California personal bankruptcy versus debt settlement

by | Oct 16, 2013 | Firm News, Personal Bankruptcy

Negative financial circumstances can sometimes lead people to financial disaster. In order to keep their heads above water, some California consumers resort to filing personal bankruptcy. In some instances, creditors may offer to settle the debt for a fraction of what one may owe.

Consumers are sometimes faced with either settling with their creditor or filing a bankruptcy petition. If a creditor has offered some form of a settlement, one needs to be confident that they can afford the payments they have agreed to settle for. It can be beneficial to one’s credit to pay even a portion of the debt.

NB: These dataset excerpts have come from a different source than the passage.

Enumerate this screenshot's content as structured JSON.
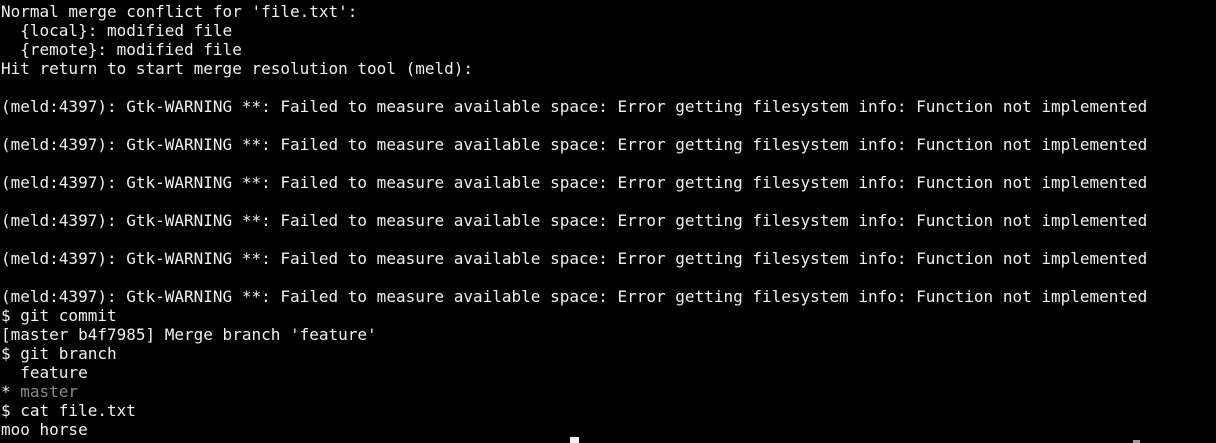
{
  "terminal": {
    "colors": {
      "background": "#000000",
      "foreground": "#f0f0f0",
      "dim": "#8a8a8a"
    },
    "lines": [
      "Normal merge conflict for 'file.txt':",
      "  {local}: modified file",
      "  {remote}: modified file",
      "Hit return to start merge resolution tool (meld):",
      "",
      "(meld:4397): Gtk-WARNING **: Failed to measure available space: Error getting filesystem info: Function not implemented",
      "",
      "(meld:4397): Gtk-WARNING **: Failed to measure available space: Error getting filesystem info: Function not implemented",
      "",
      "(meld:4397): Gtk-WARNING **: Failed to measure available space: Error getting filesystem info: Function not implemented",
      "",
      "(meld:4397): Gtk-WARNING **: Failed to measure available space: Error getting filesystem info: Function not implemented",
      "",
      "(meld:4397): Gtk-WARNING **: Failed to measure available space: Error getting filesystem info: Function not implemented",
      "",
      "(meld:4397): Gtk-WARNING **: Failed to measure available space: Error getting filesystem info: Function not implemented",
      "$ git commit",
      "[master b4f7985] Merge branch 'feature'",
      "$ git branch",
      "  feature",
      "* ",
      "$ cat file.txt",
      "moo horse"
    ],
    "current_branch": "master"
  }
}
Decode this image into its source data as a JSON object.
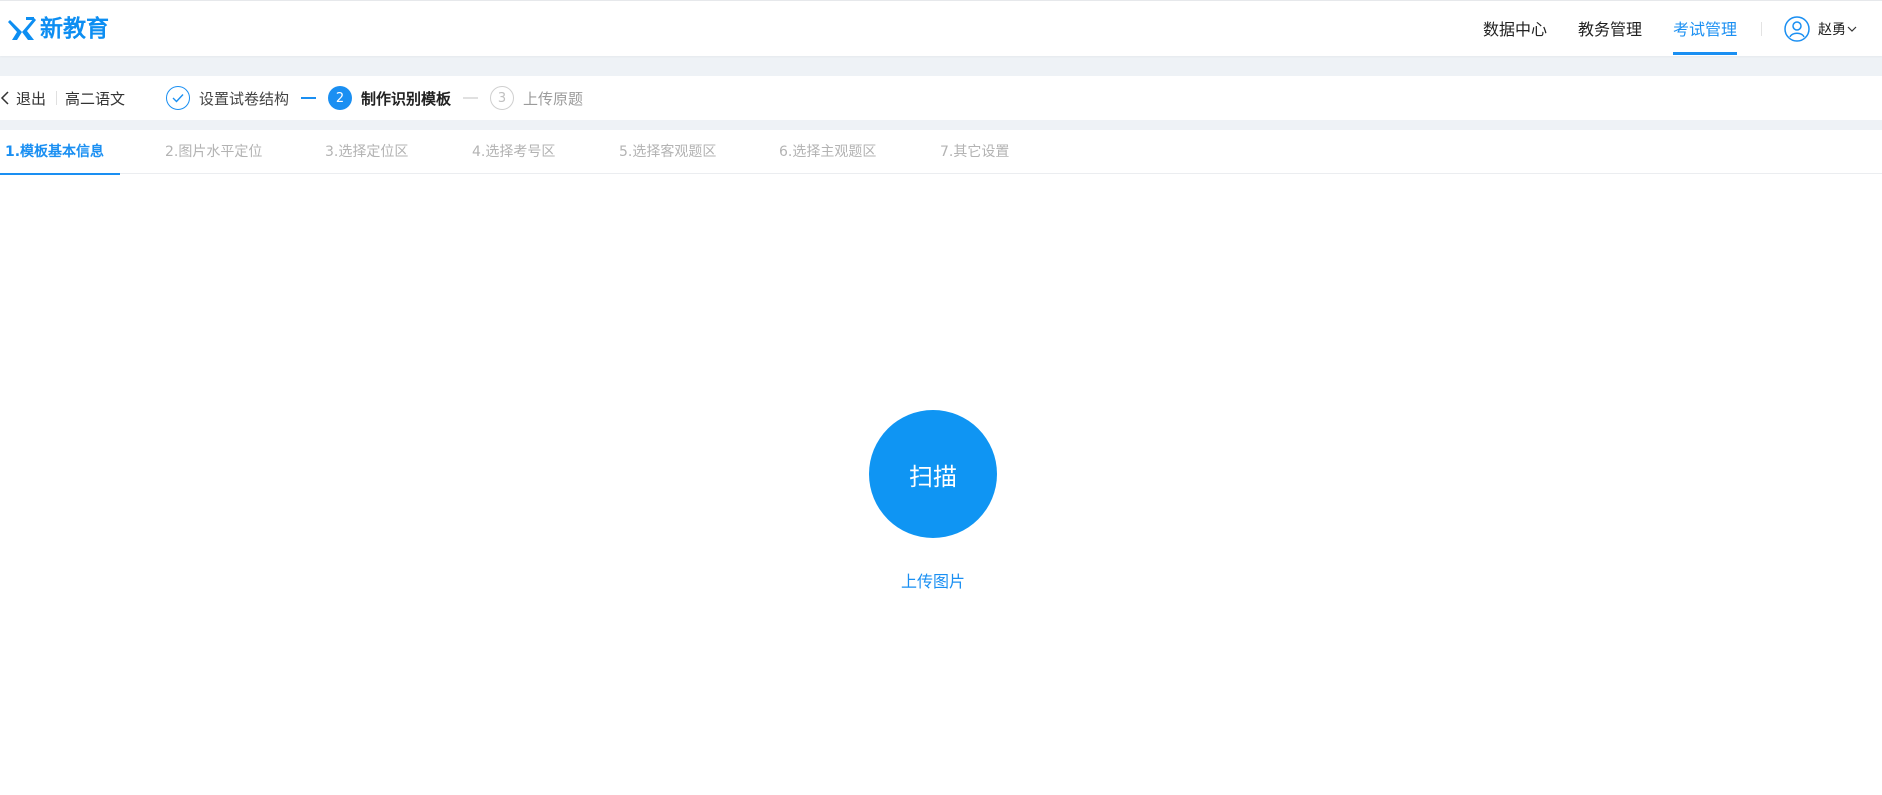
{
  "header": {
    "logo_text": "新教育",
    "nav": [
      {
        "label": "数据中心",
        "active": false
      },
      {
        "label": "教务管理",
        "active": false
      },
      {
        "label": "考试管理",
        "active": true
      }
    ],
    "user": {
      "name": "赵勇"
    },
    "accent_color": "#1a8ff2"
  },
  "stepsbar": {
    "back_label": "退出",
    "subject": "高二语文",
    "steps": [
      {
        "number": "✓",
        "label": "设置试卷结构",
        "state": "done"
      },
      {
        "number": "2",
        "label": "制作识别模板",
        "state": "current"
      },
      {
        "number": "3",
        "label": "上传原题",
        "state": "todo"
      }
    ]
  },
  "tabs": [
    {
      "label": "1.模板基本信息",
      "active": true
    },
    {
      "label": "2.图片水平定位",
      "active": false
    },
    {
      "label": "3.选择定位区",
      "active": false
    },
    {
      "label": "4.选择考号区",
      "active": false
    },
    {
      "label": "5.选择客观题区",
      "active": false
    },
    {
      "label": "6.选择主观题区",
      "active": false
    },
    {
      "label": "7.其它设置",
      "active": false
    }
  ],
  "main": {
    "scan_button_label": "扫描",
    "upload_link_label": "上传图片"
  }
}
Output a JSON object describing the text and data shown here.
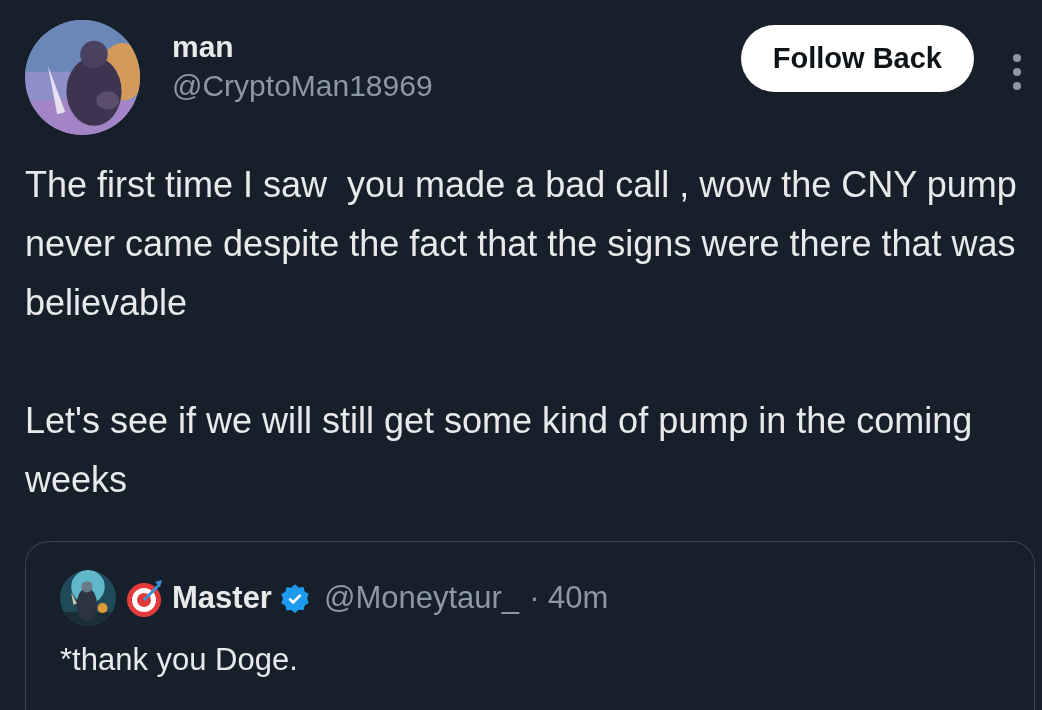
{
  "author": {
    "name": "man",
    "handle": "@CryptoMan18969"
  },
  "follow_button": {
    "label": "Follow Back"
  },
  "body": [
    "The first time I saw  you made a bad call , wow the CNY pump never came despite the fact that the signs were there that was believable",
    "Let's see if we will still get some kind of pump in the coming weeks"
  ],
  "quoted": {
    "name": "Master",
    "verified": true,
    "handle": "@Moneytaur_",
    "time": "· 40m",
    "text": "*thank you Doge."
  }
}
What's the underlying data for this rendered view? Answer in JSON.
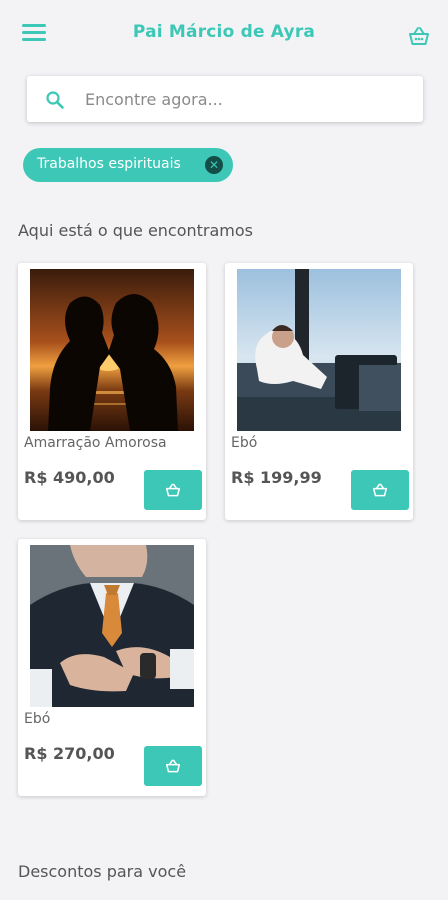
{
  "header": {
    "title": "Pai Márcio de Ayra",
    "menu_icon": "hamburger-menu-icon",
    "cart_icon": "basket-icon"
  },
  "search": {
    "placeholder": "Encontre agora...",
    "value": "",
    "icon": "search-icon"
  },
  "filter_chip": {
    "label": "Trabalhos espirituais",
    "close_icon": "close-circle-icon"
  },
  "results": {
    "heading": "Aqui está o que encontramos",
    "products": [
      {
        "name": "Amarração Amorosa",
        "price": "R$ 490,00",
        "image": "couple-kissing-sunset"
      },
      {
        "name": "Ebó",
        "price": "R$ 199,99",
        "image": "man-relaxing-at-desk"
      },
      {
        "name": "Ebó",
        "price": "R$ 270,00",
        "image": "businessman-adjusting-watch"
      }
    ]
  },
  "discounts": {
    "heading": "Descontos para você"
  },
  "colors": {
    "accent": "#3cc7b6",
    "background": "#f3f3f6"
  }
}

Also, when a debt is settled, it will fall off of one’s credit report in seven years.

There are two bankruptcy filings that one may qualify for and that is Chapter 7 and Chapter 13. The difference between the two is Chapter 13 does not automatically discharge debts that are owed and some form of payment is required toward the debts. However, Chapter 13 will also only remain on a credit report for seven years. Chapter 7 is based on the income level in one’s area and remains on a credit report for ten years.

In the long run, a California consumer is regarded as more of a high risk when a personal bankruptcy appears on their credit as opposed to settling the debt. Either way, as long as the consumer keeps up with their current monthly payments after bankruptcy or debt settlement, their credit will be positively impacted in the future. Bankruptcy has it’s initial drawbacks; however, it can offer relief and lead individuals to a fresh financial start.